The move came weeks after Nevada lawmakers passed Senate Bill 329, legislation requiring utilities to create a natural disaster protection plan to address, in part, wildfire. The plans could also address summer monsoons that can leave Las Vegas ratepayers without power. In addition to asking utilities to describe their plans for reducing fire risk, the bill text asks utilities to look at ways to manage the vegetation that fuels wildfires. The Public Utilities Commission has asked utilities to submit comments by July 17 on a docket for creating regulations to implement the legislation. The commission will host a workshop on the issue on August 20.

During the bill signing ceremony in May, Gov. Steve Sisolak called the legislation “an up-front investment that utilities will make to protect themselves and ratepayers from higher costs in the event of damage from a natural disaster.” He added that “studies show that investment in reducing the risk of wildfires has a proven cost savings ratio of at least three-to-one.”

But the preventative program that NV Energy rolled out in June precedes the plan, something that Geraghty said the utility has been considering since early 2018. A temporary public safety outage action, which the utility describes as a “Public Safety Outage Management” event, or PSOM event, will be triggered depending on wind speed, fire science and fuel conditions.

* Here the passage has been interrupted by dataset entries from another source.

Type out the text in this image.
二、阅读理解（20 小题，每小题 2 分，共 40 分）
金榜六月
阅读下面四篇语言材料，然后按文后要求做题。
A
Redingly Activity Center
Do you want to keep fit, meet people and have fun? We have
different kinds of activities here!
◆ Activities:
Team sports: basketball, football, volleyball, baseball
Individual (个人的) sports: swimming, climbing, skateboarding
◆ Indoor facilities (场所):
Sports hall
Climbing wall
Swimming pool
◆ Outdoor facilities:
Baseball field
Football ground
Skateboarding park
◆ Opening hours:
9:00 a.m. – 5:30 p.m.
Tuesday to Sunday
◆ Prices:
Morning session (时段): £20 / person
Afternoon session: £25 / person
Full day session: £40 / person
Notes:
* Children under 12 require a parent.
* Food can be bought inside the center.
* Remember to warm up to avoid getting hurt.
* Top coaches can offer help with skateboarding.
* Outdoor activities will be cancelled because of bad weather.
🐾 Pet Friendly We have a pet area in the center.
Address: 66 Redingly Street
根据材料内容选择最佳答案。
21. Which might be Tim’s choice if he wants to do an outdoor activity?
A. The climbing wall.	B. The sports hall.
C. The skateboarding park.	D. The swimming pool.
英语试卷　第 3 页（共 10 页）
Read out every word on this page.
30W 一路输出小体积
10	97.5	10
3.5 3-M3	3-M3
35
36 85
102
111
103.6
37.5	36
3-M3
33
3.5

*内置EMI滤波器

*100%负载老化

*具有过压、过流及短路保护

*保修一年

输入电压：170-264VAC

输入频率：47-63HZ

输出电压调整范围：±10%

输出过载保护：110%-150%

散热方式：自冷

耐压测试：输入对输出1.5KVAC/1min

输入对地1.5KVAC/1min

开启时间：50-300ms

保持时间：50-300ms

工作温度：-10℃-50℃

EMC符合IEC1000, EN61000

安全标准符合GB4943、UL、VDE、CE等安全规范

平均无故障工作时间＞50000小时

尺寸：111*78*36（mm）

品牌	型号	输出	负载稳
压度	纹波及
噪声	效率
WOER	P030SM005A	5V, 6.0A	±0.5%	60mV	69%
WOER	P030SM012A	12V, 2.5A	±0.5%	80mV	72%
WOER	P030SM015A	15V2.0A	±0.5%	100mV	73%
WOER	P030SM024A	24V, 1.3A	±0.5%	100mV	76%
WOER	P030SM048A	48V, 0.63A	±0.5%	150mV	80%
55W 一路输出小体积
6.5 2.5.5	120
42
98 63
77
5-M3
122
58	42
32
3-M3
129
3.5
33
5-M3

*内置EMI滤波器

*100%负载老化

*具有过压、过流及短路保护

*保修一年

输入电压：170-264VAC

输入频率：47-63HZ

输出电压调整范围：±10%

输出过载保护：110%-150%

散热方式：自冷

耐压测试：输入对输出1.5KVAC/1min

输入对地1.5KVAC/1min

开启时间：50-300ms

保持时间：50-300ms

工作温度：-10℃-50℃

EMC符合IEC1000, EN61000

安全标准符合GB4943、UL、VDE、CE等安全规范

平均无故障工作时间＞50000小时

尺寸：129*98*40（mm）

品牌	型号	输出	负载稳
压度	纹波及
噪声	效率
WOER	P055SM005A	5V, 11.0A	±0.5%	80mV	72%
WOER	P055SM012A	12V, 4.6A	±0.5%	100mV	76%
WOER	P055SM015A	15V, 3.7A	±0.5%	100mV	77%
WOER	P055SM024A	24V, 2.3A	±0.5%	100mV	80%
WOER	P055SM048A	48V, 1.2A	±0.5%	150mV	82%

The day before Sisolak signed the natural disaster planning legislation, federal and state land managers briefed him on fire risk heading into the 2019 season. The state has seen an average of 500,000 acres burned annually between 2000 and 2018. Most of the state’s fires are not the work of nature. Last year, more than 56 percent of fires were caused by human ignitions.

NV Energy is not alone in considering temporary outages. Utilities across the West have notified customers that they will take similar actions to prevent utility-caused wildfires.

In late June, Southern California Edison told thousands of customers that it could power down its lines, according to a local CBS affiliate. An Oregon utility said it might also shut down power “as a last resort,” the Salem Statesman Journal reported. And the San Jose Mercury News reported that PG&E notified customers in June that in at-risk areas, they could lose power for five days at a time.

“There is no doubt more and more utilities are looking at this,” Geraghty said.

But he said NV Energy’s planned outages would likely be shorter — a matter of hours, not days. Customers, he said, would receive 48 hours of notice before an event is triggered. And although the events could coincide with some of the hottest summer days, Garaghty stressed that they would occur in areas at higher elevation where the weather is cooler even in the summer.

Already, the utility de-energizes its lines in Northern Nevada, where massive rangeland fires tore through sagebrush and ranches in 2017 and 2018, burning hundreds of thousands of acres. The difference is that the area is less densely populated than places like the Tahoe Basin. Much of northeastern Nevada, the site of those massive fires, is served by rural electric cooperatives.

In June, California utility regulators created new rules for public safety outages. The rules said utilities must have justification for why an outage was necessary, and that they should only be implemented as a last resort. At the same time, the Sacramento Bee reported that California Gov. Gavin Newsom outlined a $24 billion “insurance fund” to fight fire and stabilize its utilities.

When asked why NV Energy acted before the natural disaster plan was complete, Geraghty said “the risk is here now” and the utility had planned to act regardless of what the Legislature did.

“There is a lot to be learned about what happened in California,” he said.